The logic wherein those on the left want to drive a baker out of business for refusing to bake a cake, but embrace a religious group that engages today (not in some Old Testament time) genital mutilation, slavery, honor killings, tossing homosexuals off of buildings, stoning women who have been raped for adultery and in essence eschews any tenet of our foundational beliefs (whether left, or right, I’m assuming here that none of you will want to behead me for disagreeing with you), escapes me.

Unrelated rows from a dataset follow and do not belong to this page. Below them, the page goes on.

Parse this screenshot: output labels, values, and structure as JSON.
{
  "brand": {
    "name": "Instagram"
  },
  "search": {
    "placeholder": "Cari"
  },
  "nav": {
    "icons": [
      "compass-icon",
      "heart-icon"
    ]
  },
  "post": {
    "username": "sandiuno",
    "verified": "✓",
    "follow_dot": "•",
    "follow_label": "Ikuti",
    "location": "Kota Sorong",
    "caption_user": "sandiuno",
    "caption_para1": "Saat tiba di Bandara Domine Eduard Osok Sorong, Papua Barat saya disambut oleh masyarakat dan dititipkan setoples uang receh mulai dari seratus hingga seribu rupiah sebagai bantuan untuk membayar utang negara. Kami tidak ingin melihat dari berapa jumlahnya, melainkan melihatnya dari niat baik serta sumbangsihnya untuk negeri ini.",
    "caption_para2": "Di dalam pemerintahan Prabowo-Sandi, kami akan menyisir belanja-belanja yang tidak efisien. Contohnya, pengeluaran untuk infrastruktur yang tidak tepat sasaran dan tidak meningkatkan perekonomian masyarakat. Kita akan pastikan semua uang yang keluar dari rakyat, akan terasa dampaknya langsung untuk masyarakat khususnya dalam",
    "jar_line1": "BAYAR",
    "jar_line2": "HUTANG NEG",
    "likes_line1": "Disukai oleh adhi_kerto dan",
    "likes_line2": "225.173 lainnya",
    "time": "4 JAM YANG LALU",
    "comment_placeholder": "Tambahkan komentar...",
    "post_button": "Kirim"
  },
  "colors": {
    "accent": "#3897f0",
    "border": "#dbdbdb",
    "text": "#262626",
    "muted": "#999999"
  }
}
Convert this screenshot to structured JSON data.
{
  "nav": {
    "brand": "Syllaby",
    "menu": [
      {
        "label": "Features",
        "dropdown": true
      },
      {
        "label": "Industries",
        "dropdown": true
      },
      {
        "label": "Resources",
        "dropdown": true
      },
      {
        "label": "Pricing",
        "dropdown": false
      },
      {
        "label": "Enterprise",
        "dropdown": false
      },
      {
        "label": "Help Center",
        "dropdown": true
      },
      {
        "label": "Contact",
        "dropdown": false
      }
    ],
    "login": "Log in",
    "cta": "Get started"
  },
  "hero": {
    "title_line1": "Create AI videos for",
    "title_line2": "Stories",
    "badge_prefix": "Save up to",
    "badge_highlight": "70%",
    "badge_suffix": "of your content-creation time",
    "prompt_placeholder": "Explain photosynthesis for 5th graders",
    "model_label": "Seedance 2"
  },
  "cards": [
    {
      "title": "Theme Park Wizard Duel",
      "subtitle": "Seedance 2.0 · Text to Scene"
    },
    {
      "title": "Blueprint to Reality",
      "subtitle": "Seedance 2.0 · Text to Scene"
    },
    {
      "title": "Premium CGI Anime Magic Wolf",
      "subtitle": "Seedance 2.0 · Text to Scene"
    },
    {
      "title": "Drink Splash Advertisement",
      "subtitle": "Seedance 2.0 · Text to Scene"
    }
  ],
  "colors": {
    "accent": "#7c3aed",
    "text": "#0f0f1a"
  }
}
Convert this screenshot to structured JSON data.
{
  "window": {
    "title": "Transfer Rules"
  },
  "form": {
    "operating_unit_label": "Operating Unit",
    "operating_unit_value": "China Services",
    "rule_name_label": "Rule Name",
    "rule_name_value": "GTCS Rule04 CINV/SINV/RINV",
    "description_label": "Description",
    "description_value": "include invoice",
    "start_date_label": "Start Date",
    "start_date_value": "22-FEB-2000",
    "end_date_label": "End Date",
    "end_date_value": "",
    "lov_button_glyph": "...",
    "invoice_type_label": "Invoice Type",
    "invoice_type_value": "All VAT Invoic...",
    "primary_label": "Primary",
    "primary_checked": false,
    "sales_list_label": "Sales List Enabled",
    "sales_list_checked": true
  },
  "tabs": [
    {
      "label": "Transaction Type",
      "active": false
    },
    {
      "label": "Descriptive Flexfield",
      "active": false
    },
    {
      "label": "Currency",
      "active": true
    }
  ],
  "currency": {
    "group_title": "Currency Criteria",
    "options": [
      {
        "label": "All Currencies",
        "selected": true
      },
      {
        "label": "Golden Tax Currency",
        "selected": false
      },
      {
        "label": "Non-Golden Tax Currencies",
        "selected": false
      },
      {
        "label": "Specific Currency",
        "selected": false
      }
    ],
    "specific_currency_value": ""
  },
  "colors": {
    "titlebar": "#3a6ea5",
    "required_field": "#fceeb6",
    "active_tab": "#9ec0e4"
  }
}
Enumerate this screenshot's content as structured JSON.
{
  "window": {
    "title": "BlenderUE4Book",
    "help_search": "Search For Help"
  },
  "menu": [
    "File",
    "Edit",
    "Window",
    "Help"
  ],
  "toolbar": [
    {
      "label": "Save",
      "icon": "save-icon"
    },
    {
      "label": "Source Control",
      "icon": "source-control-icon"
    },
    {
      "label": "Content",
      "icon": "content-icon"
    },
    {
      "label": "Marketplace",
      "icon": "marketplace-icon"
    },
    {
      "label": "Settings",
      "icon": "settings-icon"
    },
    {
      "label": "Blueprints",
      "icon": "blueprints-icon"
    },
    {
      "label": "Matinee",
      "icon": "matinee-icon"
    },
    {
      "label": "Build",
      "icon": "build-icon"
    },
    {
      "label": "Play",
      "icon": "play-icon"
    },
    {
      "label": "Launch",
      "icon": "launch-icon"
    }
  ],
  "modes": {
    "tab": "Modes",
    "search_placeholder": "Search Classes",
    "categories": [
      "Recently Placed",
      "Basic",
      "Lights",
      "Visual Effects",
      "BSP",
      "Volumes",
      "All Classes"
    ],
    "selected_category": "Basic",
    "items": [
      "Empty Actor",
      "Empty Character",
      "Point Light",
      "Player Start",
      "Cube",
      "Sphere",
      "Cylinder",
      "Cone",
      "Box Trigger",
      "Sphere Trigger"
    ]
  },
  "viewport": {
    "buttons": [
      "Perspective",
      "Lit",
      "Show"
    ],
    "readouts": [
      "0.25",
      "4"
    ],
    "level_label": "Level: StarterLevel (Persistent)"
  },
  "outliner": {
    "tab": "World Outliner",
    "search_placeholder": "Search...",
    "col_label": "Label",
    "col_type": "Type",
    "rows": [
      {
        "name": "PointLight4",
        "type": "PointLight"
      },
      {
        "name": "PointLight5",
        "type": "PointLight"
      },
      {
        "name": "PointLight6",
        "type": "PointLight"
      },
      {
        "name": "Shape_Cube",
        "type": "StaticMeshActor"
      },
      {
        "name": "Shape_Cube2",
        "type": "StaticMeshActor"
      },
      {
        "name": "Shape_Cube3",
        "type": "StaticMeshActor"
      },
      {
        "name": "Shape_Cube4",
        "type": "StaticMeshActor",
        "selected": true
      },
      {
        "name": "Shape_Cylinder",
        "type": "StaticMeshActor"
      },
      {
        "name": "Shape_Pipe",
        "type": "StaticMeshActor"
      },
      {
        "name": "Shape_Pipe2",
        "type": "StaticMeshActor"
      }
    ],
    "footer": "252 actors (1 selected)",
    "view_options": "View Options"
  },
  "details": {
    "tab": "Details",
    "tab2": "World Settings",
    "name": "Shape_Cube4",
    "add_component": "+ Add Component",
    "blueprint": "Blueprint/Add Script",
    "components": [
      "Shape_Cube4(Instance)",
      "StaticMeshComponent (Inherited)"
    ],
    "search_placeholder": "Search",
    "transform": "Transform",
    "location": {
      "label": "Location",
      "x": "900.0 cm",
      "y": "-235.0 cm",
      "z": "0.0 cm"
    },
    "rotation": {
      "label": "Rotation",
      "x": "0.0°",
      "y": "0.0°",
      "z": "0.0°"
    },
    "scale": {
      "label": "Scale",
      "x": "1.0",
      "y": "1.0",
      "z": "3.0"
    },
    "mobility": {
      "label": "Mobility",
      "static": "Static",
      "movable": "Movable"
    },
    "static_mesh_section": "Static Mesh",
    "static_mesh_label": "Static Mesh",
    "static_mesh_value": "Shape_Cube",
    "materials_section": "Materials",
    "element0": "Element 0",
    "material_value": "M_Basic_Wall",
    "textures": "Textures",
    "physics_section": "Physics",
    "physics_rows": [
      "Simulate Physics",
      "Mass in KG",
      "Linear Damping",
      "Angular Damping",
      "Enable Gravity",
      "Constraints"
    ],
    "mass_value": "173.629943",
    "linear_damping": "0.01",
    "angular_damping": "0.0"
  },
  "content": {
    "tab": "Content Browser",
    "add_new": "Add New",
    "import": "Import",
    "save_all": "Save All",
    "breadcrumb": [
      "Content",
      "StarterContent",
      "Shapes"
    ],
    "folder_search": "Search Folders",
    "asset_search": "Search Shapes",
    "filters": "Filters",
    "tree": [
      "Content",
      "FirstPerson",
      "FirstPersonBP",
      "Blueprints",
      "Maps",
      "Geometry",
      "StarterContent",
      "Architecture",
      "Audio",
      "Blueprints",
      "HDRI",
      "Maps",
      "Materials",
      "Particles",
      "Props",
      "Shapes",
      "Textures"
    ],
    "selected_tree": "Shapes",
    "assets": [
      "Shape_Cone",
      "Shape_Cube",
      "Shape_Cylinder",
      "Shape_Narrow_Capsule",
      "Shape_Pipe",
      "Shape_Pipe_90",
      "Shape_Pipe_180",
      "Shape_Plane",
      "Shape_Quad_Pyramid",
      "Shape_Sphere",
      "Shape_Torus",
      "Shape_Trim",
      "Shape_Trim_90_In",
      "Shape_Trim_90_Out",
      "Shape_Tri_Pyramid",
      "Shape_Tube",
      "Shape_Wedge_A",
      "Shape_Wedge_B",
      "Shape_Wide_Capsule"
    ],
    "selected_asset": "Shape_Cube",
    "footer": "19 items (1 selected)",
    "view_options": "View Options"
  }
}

The problem with the kind of tripe that Montgomery has written is that you cannot base rational policies based on anecdotes. “Trump’s ban”, which simply enforces a previous ban created by the Obama regime, is based on the fact that there are countries out there that do not cooperate with American authorities to vet these folks. ISIS has control of a Syrian city that issued passports (google this stuff people) and a major reason why even the Islamic countries don’t take these people is because they are a security risk.
Thank God Trump is concerned with our safety, because it is clear that we can’t count on The Star to give a damn.
I always considered this one of the best lines written in western literature when Ebenezer Scrooge’s fiancee turned to him as a young man, just as he was at the precipice of his fall from humanity, and said, “You fear the world too much.”
I think the Reverend’s views are spot on regarding the nature of hatred.